Succinate concentrations in plasma seem to have a great variability between studies. In the work by Sadagopan, serum succinate concentrations, as measured by liquid chromatography tandem mass spectroscopy (HPLC) in samples from hypertensive or diabetic patients, ranged between 1 and 8 µmol/L20, values similar to those found by Kohlhauer in patients with angina or acute myocardial infarction5. However, others have found, using the same technique, values around 1–3 mmol/L in patients with acute myocardial infarction or coronary artery disease, and undetectable levels in healthy controls21. No clear explanation is currently available for these discrepancies, apart from methodological errors.

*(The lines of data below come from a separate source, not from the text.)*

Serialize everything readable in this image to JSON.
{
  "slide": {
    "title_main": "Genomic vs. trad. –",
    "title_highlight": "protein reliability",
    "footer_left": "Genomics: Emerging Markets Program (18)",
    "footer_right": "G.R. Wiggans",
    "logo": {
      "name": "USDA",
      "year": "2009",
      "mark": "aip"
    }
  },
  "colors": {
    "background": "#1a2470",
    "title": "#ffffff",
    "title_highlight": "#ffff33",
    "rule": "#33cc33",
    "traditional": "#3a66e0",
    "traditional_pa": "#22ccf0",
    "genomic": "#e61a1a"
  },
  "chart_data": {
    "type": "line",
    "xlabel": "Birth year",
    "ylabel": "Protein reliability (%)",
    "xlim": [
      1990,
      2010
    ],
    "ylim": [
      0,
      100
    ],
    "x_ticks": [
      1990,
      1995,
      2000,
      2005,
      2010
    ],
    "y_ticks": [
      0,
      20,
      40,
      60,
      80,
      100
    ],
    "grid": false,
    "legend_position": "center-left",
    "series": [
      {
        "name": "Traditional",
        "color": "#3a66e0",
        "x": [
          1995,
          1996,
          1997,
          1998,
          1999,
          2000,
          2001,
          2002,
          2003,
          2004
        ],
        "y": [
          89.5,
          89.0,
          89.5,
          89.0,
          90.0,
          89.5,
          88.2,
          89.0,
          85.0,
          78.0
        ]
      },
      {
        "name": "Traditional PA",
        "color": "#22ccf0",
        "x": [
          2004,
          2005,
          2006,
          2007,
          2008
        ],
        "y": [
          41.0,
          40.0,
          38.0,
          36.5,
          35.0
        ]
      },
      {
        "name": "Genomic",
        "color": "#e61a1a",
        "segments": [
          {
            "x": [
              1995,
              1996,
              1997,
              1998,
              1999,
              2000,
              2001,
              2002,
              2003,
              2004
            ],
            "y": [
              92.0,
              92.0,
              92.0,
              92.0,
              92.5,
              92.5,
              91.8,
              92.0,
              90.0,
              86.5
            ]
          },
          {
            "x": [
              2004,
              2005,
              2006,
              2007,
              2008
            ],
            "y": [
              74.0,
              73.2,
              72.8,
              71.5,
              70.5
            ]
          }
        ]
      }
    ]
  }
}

But even within the same work, huge variations have been described. D’Alessandro et al., also using HPLC, found mean values or 10.1 ± 22.7 µmol/L in a control population with traumatic injuries that was increased to 96.1 ± 144.2 µmol/L in deceased patients, but values ranged from below 5 to more than 200 µmol/L (40x)22. Similarly, patients with aortic diseases had a median of 35.15 µmol/L, significantly higher than healthy controls (15.30 µmol/L), but again values ranged from about 10 to near 200 µmol/L (20x)23, whereas Osuna-Prieto and coworkers showed that succinate plasma levels ranged from 11 to 130 µmol/L in young adults (11x)11. In our study we measured succinate concentrations by 1H-NMR spectroscopy in plasma, and our values were in the range of some of those previous studies (about 69 ± 7 µmol/L in TIMI 1 and 141 ± 58 in TIMI 2 patients), and near to those we found in plasma from a pig model of transient coronary occlusion (from 9.1 ± 0.9 to 27.8 ± 3.9 µmol/L) in blood from the great cardiac vein8, but also shows a high variability (from 40 to 423 µmol/L, 10x). Reasons for this high variability are unknown but may be due, in part, to the different conditions within each individual patient, to the analytical technique (NMR vs. HPLC), to the extraction method, or to the use of plasma vs. serum.

Conclusions

In conclusion, the present data suggest that spontaneous reperfusion enhances succinate levels in peripheral blood from STEMI patients, but do not support the utility of succinate and other citric acid intermediates assessed early during PPCI in plasma from that origin as prognostic biomarkers in these patients.